MLflow automatically logs parameters from each pipeline stage, making it easy to understand exactly how your data was processed and which model parameters were used.

Conclusion​

MLflow's scikit-learn integration provides a comprehensive solution for experiment tracking, model management, and deployment in traditional machine learning workflows. Whether you're using simple autologging for quick experiments or implementing complex production pipelines, MLflow scales to meet your needs.

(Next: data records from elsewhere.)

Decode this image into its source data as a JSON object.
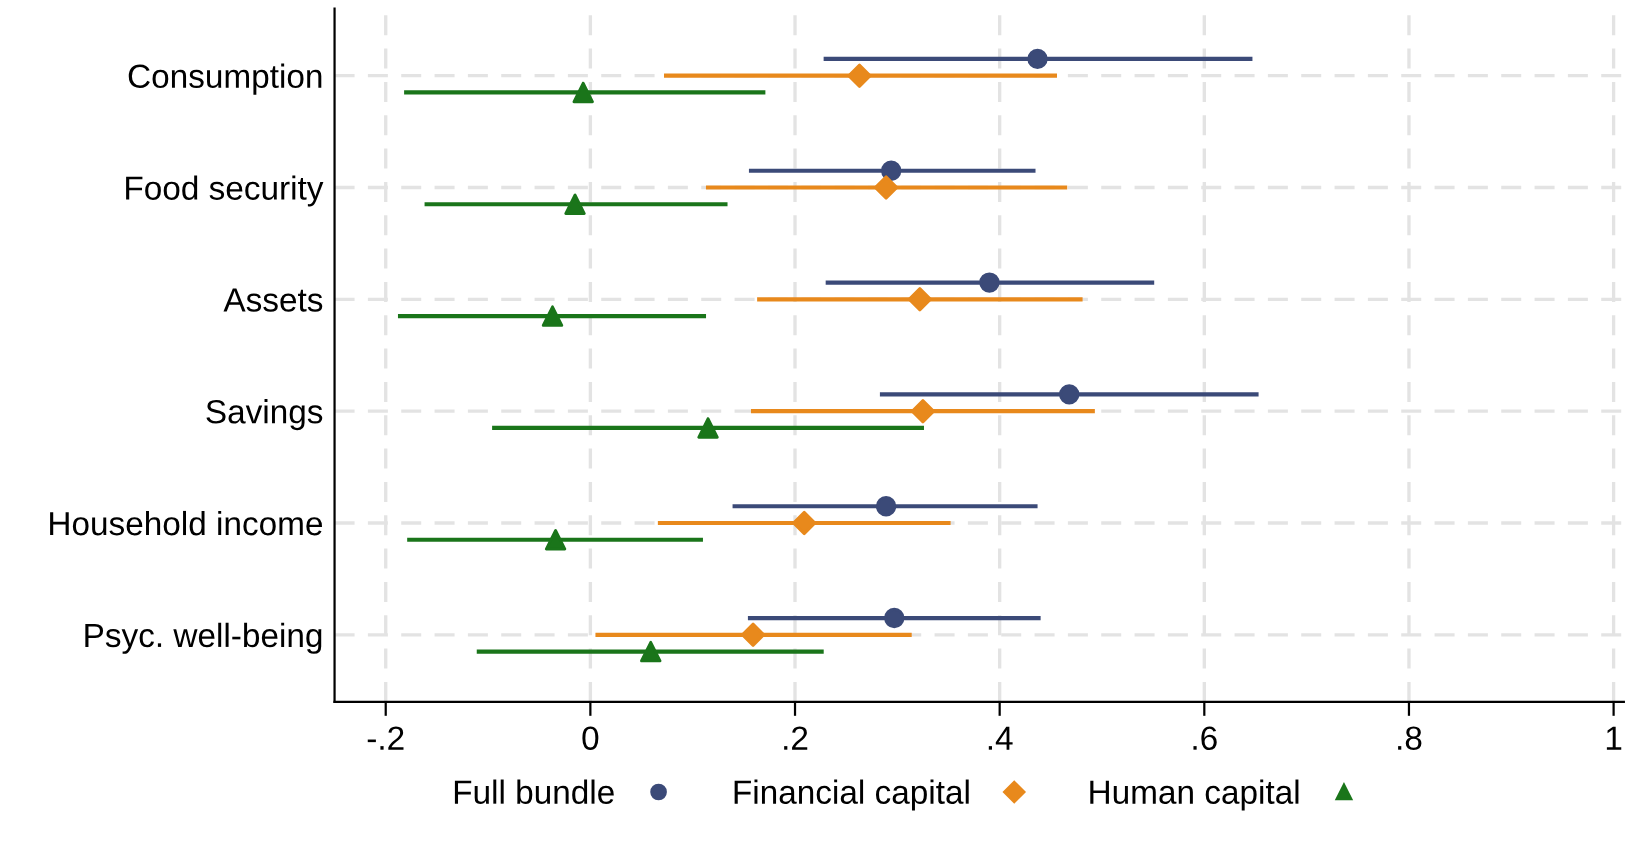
{
  "chart_data": {
    "type": "scatter",
    "orientation": "horizontal",
    "categories": [
      "Consumption",
      "Food security",
      "Assets",
      "Savings",
      "Household income",
      "Psyc. well-being"
    ],
    "series": [
      {
        "name": "Full bundle",
        "color": "#3b4a78",
        "marker": "circle",
        "values": [
          0.437,
          0.294,
          0.39,
          0.468,
          0.289,
          0.297
        ],
        "errors": [
          [
            0.23,
            0.645
          ],
          [
            0.157,
            0.433
          ],
          [
            0.232,
            0.549
          ],
          [
            0.285,
            0.651
          ],
          [
            0.141,
            0.435
          ],
          [
            0.156,
            0.438
          ]
        ]
      },
      {
        "name": "Financial capital",
        "color": "#e8891c",
        "marker": "diamond",
        "values": [
          0.263,
          0.289,
          0.322,
          0.325,
          0.209,
          0.159
        ],
        "errors": [
          [
            0.074,
            0.454
          ],
          [
            0.115,
            0.464
          ],
          [
            0.165,
            0.479
          ],
          [
            0.159,
            0.491
          ],
          [
            0.068,
            0.35
          ],
          [
            0.007,
            0.312
          ]
        ]
      },
      {
        "name": "Human capital",
        "color": "#1a751a",
        "marker": "triangle",
        "values": [
          -0.007,
          -0.015,
          -0.037,
          0.115,
          -0.034,
          0.059
        ],
        "errors": [
          [
            -0.18,
            0.169
          ],
          [
            -0.16,
            0.132
          ],
          [
            -0.186,
            0.111
          ],
          [
            -0.094,
            0.324
          ],
          [
            -0.177,
            0.108
          ],
          [
            -0.109,
            0.226
          ]
        ]
      }
    ],
    "xlim": [
      -0.25,
      1.01
    ],
    "xticks": [
      {
        "value": -0.2,
        "label": "-.2"
      },
      0,
      {
        "value": 0.2,
        "label": ".2"
      },
      {
        "value": 0.4,
        "label": ".4"
      },
      {
        "value": 0.6,
        "label": ".6"
      },
      {
        "value": 0.8,
        "label": ".8"
      },
      1
    ],
    "grid": true,
    "legend": "bottom"
  }
}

Key benefits of using MLflow with scikit-learn:

Effortless Experiment Tracking provides one-line autologging that captures everything you need for reproducible ML. Hyperparameter Optimization includes built-in support for grid search with organized child runs and easy comparison. Comprehensive Evaluation offers automatic metrics generation, visualizations, and SHAP analysis through mlflow.evaluate(). Production-Ready Deployment provides model registry integration with alias-based deployment and quality gates. Team Collaboration enables centralized experiment management with rich metadata and artifacts.

The patterns and examples in this guide provide a solid foundation for building scalable, reproducible machine learning systems with scikit-learn and MLflow. Start with autologging for immediate benefits, then gradually adopt more advanced features like model evaluation, registry, and custom configurations as your needs grow.